The law could save hundreds of lives annually. According to the National Highway Traffic Safety Administration, more than half of people who die in passenger vehicle crashes in the U.S. each year are unbelted — nearly 1,000 unrestrained rear-seat passengers were killed in 2015 alone.
The statistics for children are particularly alarming. NHTSA data shows that at least 343 unrestrained children age 15 and under were killed in 2015. In most states, riding belt-free in the backseat is against the law, regardless of age. According to the Insurance Institute for Highway Safety, all rear-seat passengers are covered by laws in 29 states and the District of Columbia. Of these laws, 20 carry primary enforcement, meaning a police officer can stop a driver solely for a belt-law violation. The rest are secondary, meaning an officer must have another reason to stop a vehicle before issuing a seat belt ticket.

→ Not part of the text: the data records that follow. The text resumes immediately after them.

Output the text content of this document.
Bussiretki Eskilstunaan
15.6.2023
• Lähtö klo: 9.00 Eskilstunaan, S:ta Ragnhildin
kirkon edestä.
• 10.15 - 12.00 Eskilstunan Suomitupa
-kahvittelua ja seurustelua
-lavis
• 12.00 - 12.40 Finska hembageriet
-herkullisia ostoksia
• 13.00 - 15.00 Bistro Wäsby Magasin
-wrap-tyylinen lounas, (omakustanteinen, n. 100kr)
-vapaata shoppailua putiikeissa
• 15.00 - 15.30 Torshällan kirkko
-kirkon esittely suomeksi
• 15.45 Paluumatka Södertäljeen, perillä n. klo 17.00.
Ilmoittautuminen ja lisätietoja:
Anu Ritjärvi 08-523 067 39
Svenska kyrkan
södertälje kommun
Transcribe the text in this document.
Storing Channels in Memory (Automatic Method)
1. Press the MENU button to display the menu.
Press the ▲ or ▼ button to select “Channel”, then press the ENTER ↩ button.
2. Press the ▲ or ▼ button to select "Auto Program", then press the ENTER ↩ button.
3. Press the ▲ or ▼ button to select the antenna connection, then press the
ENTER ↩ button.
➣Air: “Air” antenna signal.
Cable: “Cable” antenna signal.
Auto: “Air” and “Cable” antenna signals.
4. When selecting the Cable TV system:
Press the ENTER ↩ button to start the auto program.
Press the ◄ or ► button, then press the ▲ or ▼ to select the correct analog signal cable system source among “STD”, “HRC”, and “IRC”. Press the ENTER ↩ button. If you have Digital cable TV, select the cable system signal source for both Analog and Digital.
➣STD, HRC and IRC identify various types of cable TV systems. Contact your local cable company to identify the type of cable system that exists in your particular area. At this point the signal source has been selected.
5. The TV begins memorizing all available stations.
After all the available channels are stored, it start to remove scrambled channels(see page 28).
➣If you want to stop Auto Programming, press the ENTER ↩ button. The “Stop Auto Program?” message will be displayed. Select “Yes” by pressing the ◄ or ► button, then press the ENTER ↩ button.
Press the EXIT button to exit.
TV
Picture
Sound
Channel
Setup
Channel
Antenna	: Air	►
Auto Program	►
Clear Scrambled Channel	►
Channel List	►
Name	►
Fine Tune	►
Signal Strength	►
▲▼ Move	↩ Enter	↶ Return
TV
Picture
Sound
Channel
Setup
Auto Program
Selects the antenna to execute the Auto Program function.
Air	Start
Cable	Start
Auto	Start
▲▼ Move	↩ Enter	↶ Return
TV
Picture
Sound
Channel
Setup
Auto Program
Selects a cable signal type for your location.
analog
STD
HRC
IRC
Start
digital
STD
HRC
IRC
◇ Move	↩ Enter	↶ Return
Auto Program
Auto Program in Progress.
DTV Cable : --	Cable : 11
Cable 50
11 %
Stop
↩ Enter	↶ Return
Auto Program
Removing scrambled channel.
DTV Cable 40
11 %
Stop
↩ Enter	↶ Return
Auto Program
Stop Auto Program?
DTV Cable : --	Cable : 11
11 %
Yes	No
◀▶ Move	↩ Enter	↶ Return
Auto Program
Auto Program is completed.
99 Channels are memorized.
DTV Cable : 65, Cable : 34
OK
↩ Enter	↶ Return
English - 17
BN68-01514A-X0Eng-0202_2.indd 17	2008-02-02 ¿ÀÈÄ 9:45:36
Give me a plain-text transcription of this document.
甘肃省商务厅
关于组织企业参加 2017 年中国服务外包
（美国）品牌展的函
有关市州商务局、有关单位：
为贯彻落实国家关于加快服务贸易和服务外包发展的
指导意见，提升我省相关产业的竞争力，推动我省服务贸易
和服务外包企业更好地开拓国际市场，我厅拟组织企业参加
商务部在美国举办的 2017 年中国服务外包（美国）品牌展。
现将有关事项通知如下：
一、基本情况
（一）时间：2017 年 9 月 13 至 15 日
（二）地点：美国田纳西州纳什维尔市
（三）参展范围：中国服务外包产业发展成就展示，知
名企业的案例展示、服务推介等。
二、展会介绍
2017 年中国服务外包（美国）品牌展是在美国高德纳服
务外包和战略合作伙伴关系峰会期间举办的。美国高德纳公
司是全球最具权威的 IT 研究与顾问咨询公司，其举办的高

"To have to bring a lawsuit in federal court to compel NHTSA to simply write a regulation required by law — one that is widely recognized as having significant lifesaving potential — is, to use a word, sad," said Jason Levine, executive director of the Center for Auto Safety, in a statement. "Instead of fulfilling its job as an expert safety agency on behalf of all consumers, NHTSA has spent five years hitting the snooze button. Hopefully, this action spurs a sense of urgency for something so noncontroversial."